Da lettore perlopiù incentrato sulla narrativa, la proposta e la successiva candidatura del libro di Daniele Rielli al Premio Strega 2024 fa un certo effetto. Solitamente, infatti, a comporre la famosa dozzina sono principalmente romanzi – la più classica forma di letteratura contemporanea – e, di rado, le raccolte di racconti. Il libro di Rielli invece è qualcosa di diverso. Di certo non è un romanzo o una raccolta di racconti; ma non è neanche un saggio, un lungo articolo, un reportage. È tutto questo insieme, probabilmente, come ha detto Antonio Pascale nelle motivazioni che l’hanno portato a proporre il libro al premio di quest’anno: «Utilizzando vari strumenti narrativi, dal reportage d’autore, all’inchiesta giornalistica, all’autobiografia, alla riflessione saggistica, al racconto narrativo vero e proprio, Rielli costruisce così facendo un magnifico romanzo corale, una narrazione che mostra da subito una filiazione diretta con modelli alti».

La coralità è senz’altro ciò che contraddistingue il testo.
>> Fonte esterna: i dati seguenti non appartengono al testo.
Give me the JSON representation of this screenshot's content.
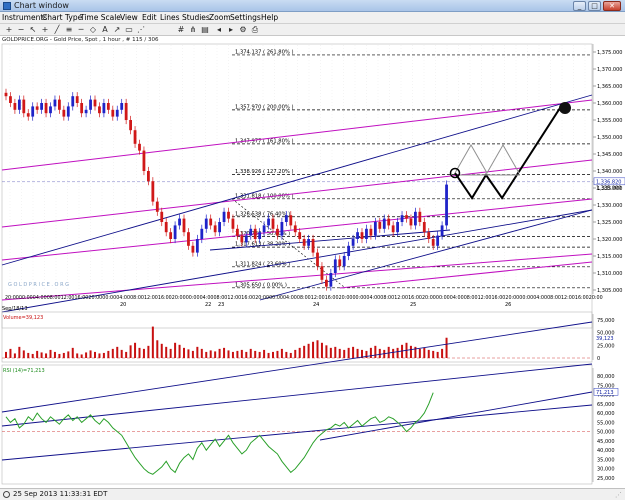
{
  "window": {
    "title": "Chart window",
    "minimize": "_",
    "maximize": "□",
    "close": "✕"
  },
  "menu": [
    "Instruments",
    "Chart Type",
    "Time Scale",
    "View",
    "Edit",
    "Lines",
    "Studies",
    "Zoom",
    "Settings",
    "Help"
  ],
  "toolbar_icons": [
    "zoom-in-icon",
    "zoom-out-icon",
    "pointer-icon",
    "crosshair-icon",
    "trendline-icon",
    "fib-icon",
    "line-icon",
    "shape-icon",
    "text-icon",
    "arrow-icon",
    "rectangle-icon",
    "fan-icon",
    "channel-icon",
    "pitchfork-icon",
    "properties-icon"
  ],
  "chart_header": "GOLDPRICE.ORG - Gold Price, Spot , 1 hour , # 115 / 306",
  "fib_levels": [
    {
      "price": 1374.137,
      "label": "1,374.137 ( 261.80% )"
    },
    {
      "price": 1357.97,
      "label": "1,357.970 ( 200.00% )"
    },
    {
      "price": 1347.977,
      "label": "1,347.977 ( 161.80% )"
    },
    {
      "price": 1338.926,
      "label": "1,338.926 ( 127.20% )"
    },
    {
      "price": 1331.818,
      "label": "1,331.818 ( 100.00% )"
    },
    {
      "price": 1326.538,
      "label": "1,326.538 ( 76.40% )"
    },
    {
      "price": 1320.73,
      "label": "1,320.730 ( 50.00% )"
    },
    {
      "price": 1317.613,
      "label": "1,317.613 ( 38.20% )"
    },
    {
      "price": 1311.824,
      "label": "1,311.824 ( 23.60% )"
    },
    {
      "price": 1305.65,
      "label": "1,305.650 ( 0.00% )"
    }
  ],
  "price_axis": {
    "ticks": [
      "1,375.000",
      "1,370.000",
      "1,365.000",
      "1,360.000",
      "1,355.000",
      "1,350.000",
      "1,345.000",
      "1,340.000",
      "1,335.000",
      "1,330.000",
      "1,325.000",
      "1,320.000",
      "1,315.000",
      "1,310.000",
      "1,305.000"
    ],
    "current_price": "1,336.820",
    "current_price_2": "1,335.000"
  },
  "time_axis": {
    "hour_labels": [
      "20:00",
      "00:00",
      "04:00",
      "08:00",
      "12:00",
      "16:00",
      "20:00",
      "00:00",
      "04:00",
      "08:00",
      "12:00",
      "16:00",
      "20:00",
      "00:00",
      "04:00",
      "08:00",
      "12:00",
      "16:00",
      "20:00",
      "00:00",
      "04:00",
      "08:00",
      "12:00",
      "16:00",
      "20:00",
      "00:00",
      "04:00",
      "08:00",
      "12:00",
      "16:00",
      "20:00",
      "00:00",
      "04:00",
      "08:00",
      "12:00",
      "16:00",
      "20:00",
      "00:00",
      "04:00",
      "08:00",
      "12:00",
      "16:00",
      "20:00"
    ],
    "day_labels": [
      "20",
      "22",
      "23",
      "24",
      "25",
      "26"
    ],
    "month_label": "Sep/18/13"
  },
  "watermark": "G O L D P R I C E . O R G",
  "volume_panel": {
    "label": "Volume=39,123",
    "ticks": [
      "75,000",
      "50,000",
      "25,000",
      "0"
    ],
    "current": "39,123"
  },
  "rsi_panel": {
    "label": "RSI (14)=71,213",
    "ticks": [
      "80,000",
      "75,000",
      "70,000",
      "65,000",
      "60,000",
      "55,000",
      "50,000",
      "45,000",
      "40,000",
      "35,000",
      "30,000",
      "25,000"
    ],
    "current": "71,213"
  },
  "status": {
    "text": "25 Sep 2013 11:33:31 EDT"
  },
  "colors": {
    "bull": "#1f23c8",
    "bear": "#d01818",
    "blue_channel": "#10108a",
    "magenta_channel": "#c010c0",
    "volume": "#c81010",
    "rsi": "#2aa02a",
    "fib_line": "#000000"
  }
}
L’epidemia da Xylella – un batterio che si insinua nei vasi xilematici delle piante, ossia gli apparati conduttori della linfa grezza, impedendogli così di trasmettere acqua e sali minerali e conducendoli di fatto alla morte per disseccamento – ha colpito milioni di alberi nel Salento, e con loro migliaia di contadini e agricoltori che con quegli alberi avevano e hanno un rapporto quasi simbiotico. Per alcuni erano fonte di reddito, per altri – come la famiglia stessa di Rielli – un legame col passato e con la terra. È inevitabile che, per raccontare il disastro annunciato legato alla Xylella e mostrare come sia stato anche e soprattutto umanitario, l’autore abbia affondato i denti nella coralità. Coralità che è tipica della cultura contadina e della tradizione orale, e che dunque è strumento perfetto per parlare di un “noi” che coinvolge tutti, lettori compresi.
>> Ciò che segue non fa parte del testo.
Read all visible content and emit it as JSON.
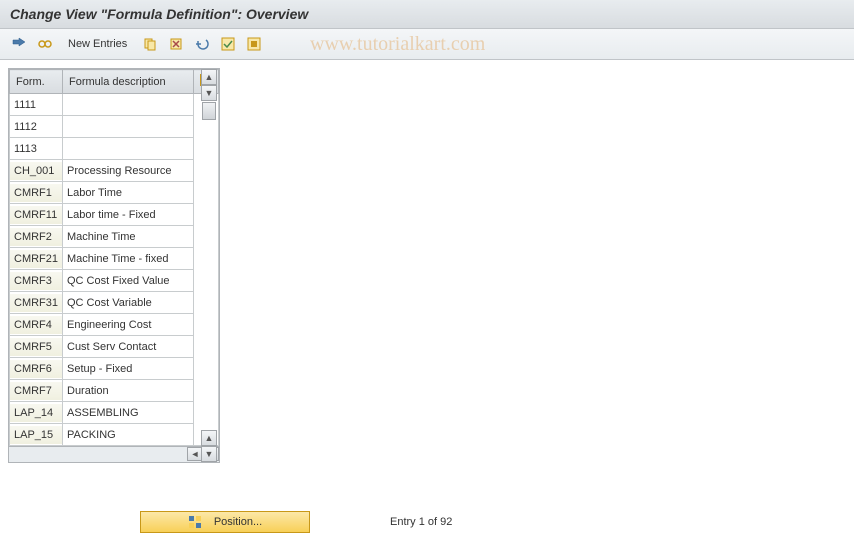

La componente del reportage si rivela direttamente nelle interviste agli attori principali della vicenda: dai contadini stessi alle associazioni di categoria, dagli scienziati che per primi si sono impegnati per individuare le cause degli “incendi” – ossia i disseccamenti delle piante d’ulivo – ai commissari speciali, dai giornalisti coinvolti ai politici che su Xylella hanno fondato intere campagne elettorali. La loro presenza è diretta, frutto di ore e ore di registrazioni e successive sbobinature.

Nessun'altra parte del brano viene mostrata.